Welcome to the Legal Malpractice Forum. At Bland Richter, LLP, legal malpractice is one of our primary practice areas. Over the years, we have prosecuted many claims of malpractice and have reviewed hundreds (if not more) of potential cases. We have worked with renowned local, State and national experts on the subject matter of legal malpractice, have served as experts, have appeared as speakers at continuing legal education seminars on the issue of malpractice, have been featured in many legal periodicals and in newspaper articles regarding legal malpractice and legal ethics and have consulted with many attorneys facing ethical dilemmas or other similar issues within their practices.

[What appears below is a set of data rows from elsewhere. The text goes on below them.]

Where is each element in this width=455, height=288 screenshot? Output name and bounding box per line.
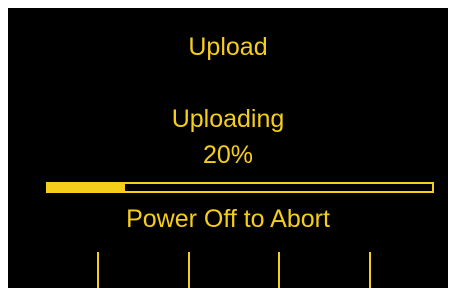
softkey-divider — [188, 252, 190, 288]
upload-progress-bar — [46, 182, 434, 193]
softkey-divider — [278, 252, 280, 288]
device-screen: Upload Uploading 20% Power Off to Abort — [8, 8, 448, 288]
softkey-divider — [369, 252, 371, 288]
softkey-divider — [97, 252, 99, 288]
softkey-bar — [8, 252, 448, 288]
upload-percent-text: 20% — [202, 141, 254, 169]
upload-progress-fill — [48, 184, 125, 191]
screen-title: Upload — [188, 33, 268, 61]
abort-hint-text: Power Off to Abort — [126, 205, 330, 233]
upload-status-text: Uploading — [171, 105, 285, 133]
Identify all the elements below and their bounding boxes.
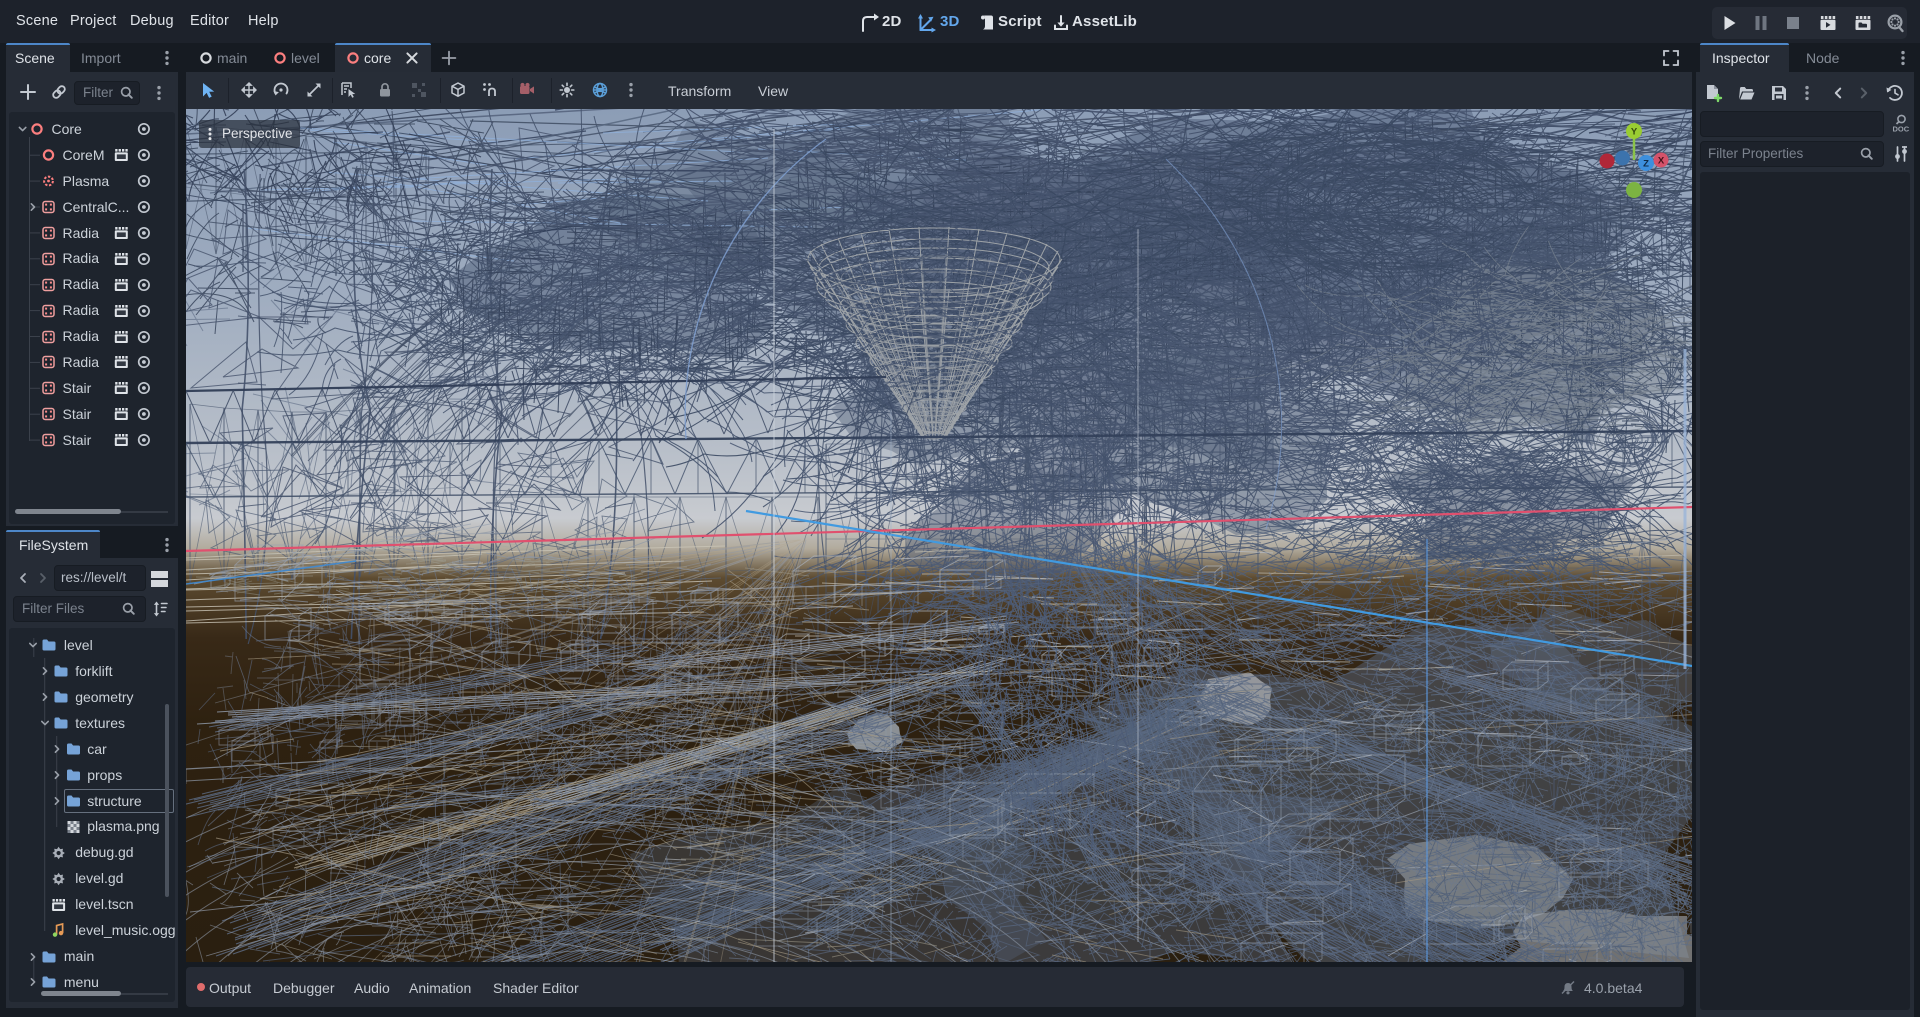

Legal malpractice has proven to us to be an extremely complex and challenging area of practice, often requiring us to prove both the overlying malpractice as well as the merits of the underlying action in order to prevail. In addition to the complexity of the cases, it has been our experience that claims of legal malpractice are widely disfavored by the larger bar population. Even so, most lawyers would agree that meritorious legal malpractice claims are a necessity and that “somebody” should prosecute them. Clients who have been harmed by malpractice simply want their claims advanced like any other claim, despite the identity of the defendant lawyer or law firm.
Through this site, we will report periodically about changes in the law of legal malpractice and legal ethics issues both here in South Carolina and nationally, as well as other issues affecting the practice of law. We will also relay some of our experiences and insights in the prosecution of legal malpractice claims. It is our hope through this site that those who are interested in the subject matter of malpractice will find the information contained herein useful in the evaluation of their own cases or situations. We also hope that the prudent practitioner will identify issues in the field of malpractice so they can implement changes in their own practices in order to help them become better attorneys and, hopefully, to avoid some of the pitfalls that have led to claims against others.
The legal profession is ethically obligated to be a self-policing profession. We take that responsibility quite seriously.